Weiter sind noch als lieferbar verzeichnet[19]:
- Tragödie einer Liebe. Roman der Ehe Leo Tolstojs (10. Auflage, 46.-50. Tsd., 1939);
- Die Fabrik des neuen Menschen (16. Aufl.,78.-83. Tsd., 1939);
- Geheimnisse um Tataren und Götzen, Erinnerungen aus dem Ural (6. Auflage, 1939);
- Ehen im roten Sturm. Tagebuch einer russischen Frau (30.Auflage, 1939);
drei Bände der "russischen Tagebücher" zum ermäßigten Preis in einer Geschenkkassette.
Niemals ist auf einer amtlichen, aber geheim gehaltenen "Liste des unerwünschten und schädlichen Schrifttums" noch in der dem Buchhandel zugänglichen "Liste der für Jugendliche und Büchereien ungeeigneten Druckschriften" ein Werk Rachmanowas aufgeführt.[20]
Allerdings gab es offenkundig auch informell durchgesetzte Weisungen ab 1939 durch die Schrifttumsabteilung (VIII) des Goebbels-Ministeriums. Opfer einer solchen Weisung wurde Rachmanowa, deren ältere Bücher ab 1938/39 im Buchhandel nicht mehr zugänglich waren. Zwei Gründe scheinen hierfür ausschlaggebend gewesen zu sein: Zum einem ihr vertrauter Umgang mit dem katholischen Salzburger Klerus und die Affinität ihres neuen Verlags, des Otto Müller-Verlags, zu verbotenen kirchennahen Organisationen, die der NS-Starkritiker Will Vesper im Einklang mit dem Amt Rosenberg als Verbreiter von "Gift gegen den Nationalsozialismus" attackierte.[21]
Zum zweiten wurde sie (zeitweilig) auch ein Kollateral-Opfer der großen Politik – nach dem deutsch-sowjetischen Nichtangriffspakt im August 1939: Im Gegensatz zur Presse, die aus den russischen "Untermenschen" nun "Waffenbrüder" zu machen hatte, "wurde dem dauerhaften Buchmedium Stillschweigen auferlegt.
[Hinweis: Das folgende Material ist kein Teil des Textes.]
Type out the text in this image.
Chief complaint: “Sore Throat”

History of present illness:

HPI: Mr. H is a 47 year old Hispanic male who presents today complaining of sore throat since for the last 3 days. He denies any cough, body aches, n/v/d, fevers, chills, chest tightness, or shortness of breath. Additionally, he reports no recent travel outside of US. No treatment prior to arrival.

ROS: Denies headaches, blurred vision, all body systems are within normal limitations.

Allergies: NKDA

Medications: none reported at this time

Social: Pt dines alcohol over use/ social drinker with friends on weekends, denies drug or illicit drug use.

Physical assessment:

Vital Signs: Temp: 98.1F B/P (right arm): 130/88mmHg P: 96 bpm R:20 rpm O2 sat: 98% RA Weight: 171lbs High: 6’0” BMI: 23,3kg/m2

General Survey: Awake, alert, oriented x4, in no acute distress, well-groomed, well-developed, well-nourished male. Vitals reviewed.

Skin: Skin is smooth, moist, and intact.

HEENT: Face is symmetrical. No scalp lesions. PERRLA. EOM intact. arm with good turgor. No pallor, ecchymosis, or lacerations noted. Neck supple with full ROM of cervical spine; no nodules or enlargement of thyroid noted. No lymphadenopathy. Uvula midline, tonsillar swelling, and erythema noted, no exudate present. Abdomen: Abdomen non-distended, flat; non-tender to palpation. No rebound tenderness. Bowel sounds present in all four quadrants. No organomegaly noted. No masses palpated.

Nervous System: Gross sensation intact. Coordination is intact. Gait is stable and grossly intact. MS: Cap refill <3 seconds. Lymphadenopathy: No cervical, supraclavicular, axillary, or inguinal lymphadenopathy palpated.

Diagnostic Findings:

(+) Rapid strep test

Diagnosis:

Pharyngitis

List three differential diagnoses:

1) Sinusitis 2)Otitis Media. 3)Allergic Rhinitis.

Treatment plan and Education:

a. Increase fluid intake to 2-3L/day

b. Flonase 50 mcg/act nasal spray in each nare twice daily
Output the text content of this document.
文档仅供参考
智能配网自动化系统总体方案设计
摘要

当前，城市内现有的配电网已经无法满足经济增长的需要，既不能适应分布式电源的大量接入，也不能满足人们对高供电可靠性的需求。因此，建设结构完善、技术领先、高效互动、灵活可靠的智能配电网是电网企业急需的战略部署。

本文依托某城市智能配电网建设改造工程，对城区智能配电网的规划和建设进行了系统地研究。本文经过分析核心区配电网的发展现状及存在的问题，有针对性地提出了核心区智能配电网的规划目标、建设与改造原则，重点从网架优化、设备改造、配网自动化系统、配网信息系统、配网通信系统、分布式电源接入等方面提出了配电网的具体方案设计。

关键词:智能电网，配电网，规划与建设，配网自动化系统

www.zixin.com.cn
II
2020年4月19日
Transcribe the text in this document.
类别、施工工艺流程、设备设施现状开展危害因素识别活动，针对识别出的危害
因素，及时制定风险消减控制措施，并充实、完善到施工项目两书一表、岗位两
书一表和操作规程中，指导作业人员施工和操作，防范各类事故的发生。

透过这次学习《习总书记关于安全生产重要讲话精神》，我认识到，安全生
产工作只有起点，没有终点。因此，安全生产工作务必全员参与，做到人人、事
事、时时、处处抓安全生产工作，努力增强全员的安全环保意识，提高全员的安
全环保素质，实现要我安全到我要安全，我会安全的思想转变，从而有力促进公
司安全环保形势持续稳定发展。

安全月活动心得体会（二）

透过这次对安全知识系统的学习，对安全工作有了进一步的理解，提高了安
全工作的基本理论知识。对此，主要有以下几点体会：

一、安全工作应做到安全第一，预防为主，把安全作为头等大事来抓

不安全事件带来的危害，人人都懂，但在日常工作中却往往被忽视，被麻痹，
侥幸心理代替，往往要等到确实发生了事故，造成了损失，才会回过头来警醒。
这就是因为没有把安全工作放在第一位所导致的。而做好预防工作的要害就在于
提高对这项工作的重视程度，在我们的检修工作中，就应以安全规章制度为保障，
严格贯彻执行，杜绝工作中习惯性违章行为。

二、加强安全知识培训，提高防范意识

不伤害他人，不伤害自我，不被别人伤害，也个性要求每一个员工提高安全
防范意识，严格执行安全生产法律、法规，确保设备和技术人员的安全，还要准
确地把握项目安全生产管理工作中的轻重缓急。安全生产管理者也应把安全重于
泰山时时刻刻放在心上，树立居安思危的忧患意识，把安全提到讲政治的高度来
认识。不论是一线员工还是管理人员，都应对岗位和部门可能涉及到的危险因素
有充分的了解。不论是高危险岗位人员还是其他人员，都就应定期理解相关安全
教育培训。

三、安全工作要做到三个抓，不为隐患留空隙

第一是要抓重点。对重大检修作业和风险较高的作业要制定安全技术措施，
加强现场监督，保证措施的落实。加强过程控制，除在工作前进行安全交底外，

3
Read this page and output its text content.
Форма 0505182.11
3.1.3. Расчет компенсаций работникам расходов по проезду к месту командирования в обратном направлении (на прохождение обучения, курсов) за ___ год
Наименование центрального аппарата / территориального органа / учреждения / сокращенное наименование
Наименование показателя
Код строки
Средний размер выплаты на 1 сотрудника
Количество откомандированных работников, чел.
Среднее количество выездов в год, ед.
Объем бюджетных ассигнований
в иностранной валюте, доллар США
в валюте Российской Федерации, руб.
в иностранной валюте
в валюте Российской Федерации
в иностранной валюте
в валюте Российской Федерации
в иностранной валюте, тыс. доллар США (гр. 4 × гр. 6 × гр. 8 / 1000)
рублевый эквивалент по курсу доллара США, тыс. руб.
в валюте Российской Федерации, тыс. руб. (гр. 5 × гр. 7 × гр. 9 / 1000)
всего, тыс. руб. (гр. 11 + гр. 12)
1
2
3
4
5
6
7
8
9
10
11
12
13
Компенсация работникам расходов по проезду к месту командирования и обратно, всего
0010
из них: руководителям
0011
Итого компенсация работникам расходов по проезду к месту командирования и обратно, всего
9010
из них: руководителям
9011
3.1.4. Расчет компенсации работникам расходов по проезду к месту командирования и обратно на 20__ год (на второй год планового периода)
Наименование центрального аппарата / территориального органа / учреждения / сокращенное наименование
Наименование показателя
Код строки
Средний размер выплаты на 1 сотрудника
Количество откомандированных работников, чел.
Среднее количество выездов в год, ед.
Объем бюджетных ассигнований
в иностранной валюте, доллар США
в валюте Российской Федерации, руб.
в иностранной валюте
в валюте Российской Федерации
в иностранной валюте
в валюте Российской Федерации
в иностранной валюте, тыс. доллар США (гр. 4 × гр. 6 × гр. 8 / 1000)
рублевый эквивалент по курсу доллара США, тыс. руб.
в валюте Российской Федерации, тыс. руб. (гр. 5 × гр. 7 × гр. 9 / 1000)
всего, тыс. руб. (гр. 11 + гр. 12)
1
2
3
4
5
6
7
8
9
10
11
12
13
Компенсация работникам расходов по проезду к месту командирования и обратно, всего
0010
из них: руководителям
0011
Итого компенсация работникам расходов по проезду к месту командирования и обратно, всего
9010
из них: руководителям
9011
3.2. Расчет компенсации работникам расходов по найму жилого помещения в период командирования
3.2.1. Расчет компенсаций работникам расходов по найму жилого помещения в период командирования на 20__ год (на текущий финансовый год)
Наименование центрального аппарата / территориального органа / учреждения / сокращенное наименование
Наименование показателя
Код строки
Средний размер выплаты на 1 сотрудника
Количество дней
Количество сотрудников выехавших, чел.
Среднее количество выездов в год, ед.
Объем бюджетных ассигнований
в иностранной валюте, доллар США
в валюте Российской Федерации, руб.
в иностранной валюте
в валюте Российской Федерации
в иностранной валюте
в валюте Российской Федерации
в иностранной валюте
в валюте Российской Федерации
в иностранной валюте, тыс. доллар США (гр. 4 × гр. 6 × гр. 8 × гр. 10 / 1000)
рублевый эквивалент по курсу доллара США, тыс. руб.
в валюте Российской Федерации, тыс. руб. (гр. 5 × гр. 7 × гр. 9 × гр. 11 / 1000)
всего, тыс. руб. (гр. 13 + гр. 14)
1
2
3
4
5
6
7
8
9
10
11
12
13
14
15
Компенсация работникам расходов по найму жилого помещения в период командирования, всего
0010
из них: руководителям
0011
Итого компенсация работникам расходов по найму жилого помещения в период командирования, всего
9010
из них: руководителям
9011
In der Geheimen Ministerkonferenz vom 20. Dezember 1939 wurde verordnet, es solle 'vorläufig keine Rußlandliteratur veröffentlicht werden, lediglich dann, wenn eine politische Notwendigkeit vorliegt'. Am 29. Dezember 1939 notierte Goebbels in seinem Tagebuch, er habe auf der Pressekonferenz 'unsere Haltung Rußland gegenüber dargelegt. Wir müssen uns da sehr in der Reserve halten. Keine Broschüren und Bücher mehr über Rußland, weder positiv noch negativ.'"[22]
Ihr Antrag auf Aufnahme in die Reichsschrifttumskammer (vom September 1938) wurde zunächst im Juli 1942 "mangels der erforderlichen Zuverlässigkeit" abgelehnt: "Der Ablehnungsgrund ist in Ihrer weltanschaulichen Haltung zu suchen, u.a. wird Ihnen eine judenfreundliche Einstellung zum Vorwurf gemacht."[23] Im Tagebuch kommentiert sie: "Ich liebe Deutschland von ganzer Seele und wünsche ihm den Sieg und Wohlergehen, ich selber kämpfte elf Jahre lang gegen den Kommunismus und folglich auch gegen das Judentum."[24]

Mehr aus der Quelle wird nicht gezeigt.